No dia 21 de outubro, oito barcaças com soja, madeira e carga viva foram interceptadas por cerca de 30 indígenas no Baixo Rio Tapajós, no Pará. Esses carregamentos passam por aldeias da região com cada vez mais frequência e as comunidades locais nem sequer foram consultadas antes da estreia da nova rota, em 2014, conforme garante a Convenção 169 da OIT.
Atualmente, o transporte de cargas pelos rios da Amazônia são a principal aposta do agronegócio para diminuir custos e aumentar as exportações de grãos. Em protesto, a decisão de barrar as barcaças foi tomada em assembleia no “II Encontro Ancestral no Tapajós” que reuniu cinco povos indígenas (Tupinambá, Arapiun, Borari, Kamaruara e Tapuia) entre os dias 19 e 20 deste mês, no Território Tupinambá. Ornados de jenipapo e urucum, homens, mulheres e crianças se juntaram no protesto em alto-mar pedindo a proteção da biodiversidade da Amazônia e o respeito aos direitos indígenas.
Quem puxou a ação foram os Tupinambás, que em dezembro de 2018 bloquearam um comboio de carga com a mesma intenção de peitar o avanço da rota cargueira na região: como o Baixo Tapajós não suporta navios, são as barcaças que transportam as cargas até o porto de Barbacarena (PA) rumo a terras estrangeiras. “Acusam que somos contra o crescimento, mas que desenvolvimento é esse que afeta a vida de pessoas? Que planeja ferir toda uma cultura?”, questiona a etnocomunicadora Milena Tupi, que acompanhou o ato. Ela, assim como todos os presentes, é contra a construção da Hidrovia Tapajós que prevê a ampliação dessa rota em 1.043km.

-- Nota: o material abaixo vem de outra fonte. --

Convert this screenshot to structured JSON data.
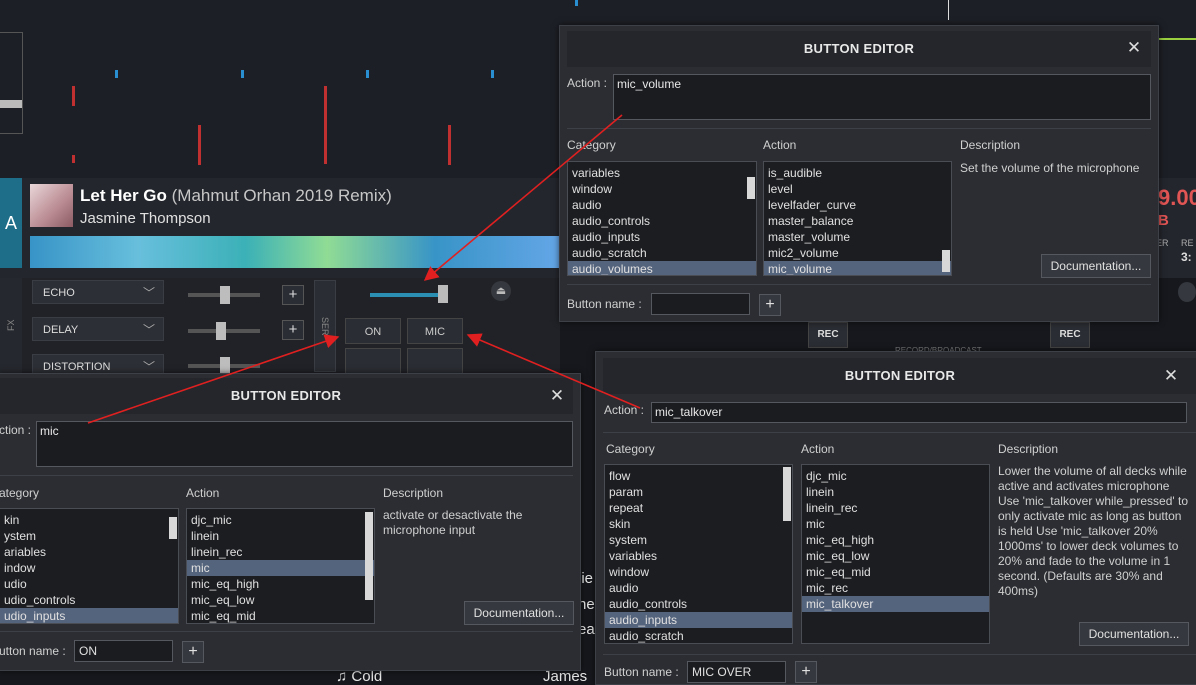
{
  "deck": {
    "letter": "A",
    "title": "Let Her Go",
    "remix": "(Mahmut Orhan 2019 Remix)",
    "artist": "Jasmine Thompson"
  },
  "fx": {
    "label": "FX",
    "effects": [
      "ECHO",
      "DELAY",
      "DISTORTION"
    ],
    "side_label": "SER"
  },
  "mic_pads": {
    "on": "ON",
    "mic_over": "MIC OVER"
  },
  "recorder": {
    "rec1": "REC",
    "rec2": "REC",
    "label": "RECORD/BROADCAST"
  },
  "right_display": {
    "num": "9.00",
    "b": "B",
    "rem": "RE",
    "time": "3:",
    "er": "ER"
  },
  "bottom": {
    "left_words": [
      "lie",
      "he",
      "ea"
    ],
    "cold": "Cold",
    "james": "James"
  },
  "dialogs": {
    "top": {
      "title": "BUTTON EDITOR",
      "action_label": "Action :",
      "action_value": "mic_volume",
      "category_label": "Category",
      "action_col_label": "Action",
      "description_label": "Description",
      "categories": [
        "variables",
        "window",
        "audio",
        "audio_controls",
        "audio_inputs",
        "audio_scratch",
        "audio_volumes"
      ],
      "selected_category": 6,
      "actions": [
        "is_audible",
        "level",
        "levelfader_curve",
        "master_balance",
        "master_volume",
        "mic2_volume",
        "mic_volume"
      ],
      "selected_action": 6,
      "description": "Set the volume of the microphone",
      "documentation": "Documentation...",
      "button_name_label": "Button name :",
      "button_name_value": "",
      "add": "+",
      "close": "✕"
    },
    "left": {
      "title": "BUTTON EDITOR",
      "action_label": "ction :",
      "action_value": "mic",
      "category_label": "ategory",
      "action_col_label": "Action",
      "description_label": "Description",
      "categories": [
        "kin",
        "ystem",
        "ariables",
        "indow",
        "udio",
        "udio_controls",
        "udio_inputs"
      ],
      "selected_category": 6,
      "actions": [
        "djc_mic",
        "linein",
        "linein_rec",
        "mic",
        "mic_eq_high",
        "mic_eq_low",
        "mic_eq_mid"
      ],
      "selected_action": 3,
      "description": "activate or desactivate the microphone input",
      "documentation": "Documentation...",
      "button_name_label": "utton name :",
      "button_name_value": "ON",
      "add": "+",
      "close": "✕"
    },
    "right": {
      "title": "BUTTON EDITOR",
      "action_label": "Action :",
      "action_value": "mic_talkover",
      "category_label": "Category",
      "action_col_label": "Action",
      "description_label": "Description",
      "categories": [
        "flow",
        "param",
        "repeat",
        "skin",
        "system",
        "variables",
        "window",
        "audio",
        "audio_controls",
        "audio_inputs",
        "audio_scratch"
      ],
      "selected_category": 9,
      "actions": [
        "djc_mic",
        "linein",
        "linein_rec",
        "mic",
        "mic_eq_high",
        "mic_eq_low",
        "mic_eq_mid",
        "mic_rec",
        "mic_talkover"
      ],
      "selected_action": 8,
      "description": "Lower the volume of all decks while active and activates microphone Use 'mic_talkover while_pressed' to only activate mic as long as button is held Use 'mic_talkover 20% 1000ms' to lower deck volumes to 20% and fade to the volume in 1 second. (Defaults are 30% and 400ms)",
      "documentation": "Documentation...",
      "button_name_label": "Button name :",
      "button_name_value": "MIC OVER",
      "add": "+",
      "close": "✕"
    }
  },
  "colors": {
    "accent": "#1e6e8a",
    "selection": "#55647d",
    "arrow": "#e02020"
  }
}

Para permitir a total navegabilidade do rio, a Hidrovia Tapajós depende da construção de uma eclusa com obras orçadas em R$ 250 milhões de reais, conforme um relatório do então Ministério do Meio Ambiente. O empreendimento conta com explosões de pedrais e desvios dos leitos dos rios, alagando ou explodindo cachoeiras que são sagradas para os indígenas da região e impactando diretamente seus modos de vida tradicional. Em 2017, uma reportagem da BBC News já alertava para o “atropelamento” dos povos do rio Tapajós pelo corredor logístico que leva soja à China.

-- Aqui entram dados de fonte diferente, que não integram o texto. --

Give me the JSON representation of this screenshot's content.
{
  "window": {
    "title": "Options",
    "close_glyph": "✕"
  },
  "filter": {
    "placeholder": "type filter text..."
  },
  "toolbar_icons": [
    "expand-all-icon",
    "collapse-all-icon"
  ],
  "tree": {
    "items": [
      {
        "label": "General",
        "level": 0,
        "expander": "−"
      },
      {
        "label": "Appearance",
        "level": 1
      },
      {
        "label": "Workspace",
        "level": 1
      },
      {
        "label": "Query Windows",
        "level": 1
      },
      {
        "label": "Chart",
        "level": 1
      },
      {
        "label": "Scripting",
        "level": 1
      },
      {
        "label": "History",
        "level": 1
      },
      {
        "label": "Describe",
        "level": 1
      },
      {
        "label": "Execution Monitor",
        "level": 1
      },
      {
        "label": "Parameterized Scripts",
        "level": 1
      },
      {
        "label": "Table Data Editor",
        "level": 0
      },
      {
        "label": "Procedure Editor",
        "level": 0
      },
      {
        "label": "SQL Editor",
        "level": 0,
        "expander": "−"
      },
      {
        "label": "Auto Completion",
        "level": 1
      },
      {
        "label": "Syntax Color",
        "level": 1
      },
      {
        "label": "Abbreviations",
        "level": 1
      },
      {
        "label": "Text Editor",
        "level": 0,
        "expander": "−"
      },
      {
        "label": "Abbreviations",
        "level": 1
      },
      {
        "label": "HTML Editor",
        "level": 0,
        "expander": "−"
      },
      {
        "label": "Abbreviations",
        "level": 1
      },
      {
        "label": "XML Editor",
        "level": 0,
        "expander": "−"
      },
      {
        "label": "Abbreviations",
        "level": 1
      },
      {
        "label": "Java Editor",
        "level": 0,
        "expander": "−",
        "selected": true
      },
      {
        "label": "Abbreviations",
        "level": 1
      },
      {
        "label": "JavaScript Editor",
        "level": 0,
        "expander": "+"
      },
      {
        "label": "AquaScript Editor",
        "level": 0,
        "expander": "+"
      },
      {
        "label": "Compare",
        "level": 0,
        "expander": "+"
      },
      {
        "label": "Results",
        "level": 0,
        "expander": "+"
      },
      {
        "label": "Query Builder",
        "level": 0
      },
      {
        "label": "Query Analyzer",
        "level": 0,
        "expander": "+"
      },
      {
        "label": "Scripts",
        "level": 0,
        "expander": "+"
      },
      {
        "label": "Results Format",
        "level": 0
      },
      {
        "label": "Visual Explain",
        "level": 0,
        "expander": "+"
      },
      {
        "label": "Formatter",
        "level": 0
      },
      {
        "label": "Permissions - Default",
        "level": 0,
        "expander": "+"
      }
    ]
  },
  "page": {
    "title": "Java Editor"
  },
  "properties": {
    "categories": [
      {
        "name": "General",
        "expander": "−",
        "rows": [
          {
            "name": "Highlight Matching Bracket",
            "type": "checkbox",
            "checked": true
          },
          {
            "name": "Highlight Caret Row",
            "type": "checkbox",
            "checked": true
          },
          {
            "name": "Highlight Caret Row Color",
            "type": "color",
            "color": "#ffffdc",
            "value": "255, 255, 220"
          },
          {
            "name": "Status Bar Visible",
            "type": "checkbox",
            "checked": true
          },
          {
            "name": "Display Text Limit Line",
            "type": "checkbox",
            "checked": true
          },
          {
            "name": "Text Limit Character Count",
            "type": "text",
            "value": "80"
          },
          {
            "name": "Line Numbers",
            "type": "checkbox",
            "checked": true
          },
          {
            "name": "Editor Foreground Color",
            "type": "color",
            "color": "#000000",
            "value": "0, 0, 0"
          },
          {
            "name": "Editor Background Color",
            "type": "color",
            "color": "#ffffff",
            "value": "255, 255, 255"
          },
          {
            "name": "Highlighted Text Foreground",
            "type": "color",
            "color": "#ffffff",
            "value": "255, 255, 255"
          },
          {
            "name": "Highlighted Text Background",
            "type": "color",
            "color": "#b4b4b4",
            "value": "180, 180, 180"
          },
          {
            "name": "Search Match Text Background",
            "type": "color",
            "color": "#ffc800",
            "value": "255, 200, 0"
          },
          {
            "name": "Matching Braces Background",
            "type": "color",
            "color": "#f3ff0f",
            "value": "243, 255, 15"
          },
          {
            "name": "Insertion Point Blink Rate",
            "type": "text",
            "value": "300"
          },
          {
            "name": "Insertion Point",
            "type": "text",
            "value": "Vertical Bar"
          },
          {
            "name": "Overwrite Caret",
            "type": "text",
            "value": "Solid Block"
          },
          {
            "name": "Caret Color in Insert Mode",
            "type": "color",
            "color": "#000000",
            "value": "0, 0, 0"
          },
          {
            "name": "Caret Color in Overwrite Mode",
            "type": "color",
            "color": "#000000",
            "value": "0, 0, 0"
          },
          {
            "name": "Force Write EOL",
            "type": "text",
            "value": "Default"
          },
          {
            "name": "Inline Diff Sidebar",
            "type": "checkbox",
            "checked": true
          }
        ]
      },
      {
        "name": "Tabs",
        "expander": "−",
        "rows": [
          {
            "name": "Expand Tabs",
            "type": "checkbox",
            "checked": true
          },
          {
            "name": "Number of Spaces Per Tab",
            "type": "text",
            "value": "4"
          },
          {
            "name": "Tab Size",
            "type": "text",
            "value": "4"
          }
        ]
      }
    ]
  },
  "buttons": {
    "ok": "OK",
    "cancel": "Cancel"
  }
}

A previsão do Instituto Mato-Grossense de Economia Agropecuária (Imea) é que a Amazônia exporte 50% dos grãos produzidos no Brasil nos próximos cinco anos. O estado do Mato Grosso é maior produtor nacional graneleiro, como soja e milho, e a Ásia e a União Europeia estão entre os principais compradores. Em nota, o coletivo Etnomídia Tupinambá também reforçou o simbolismo da interceptação: “essas barcaças representam o modelo de desenvolvimento predatório, genocida que usa o rio Tapajós como rua para escoar commodities que estão sendo lavados com o sangue dos povos indígenas da Amazônia”.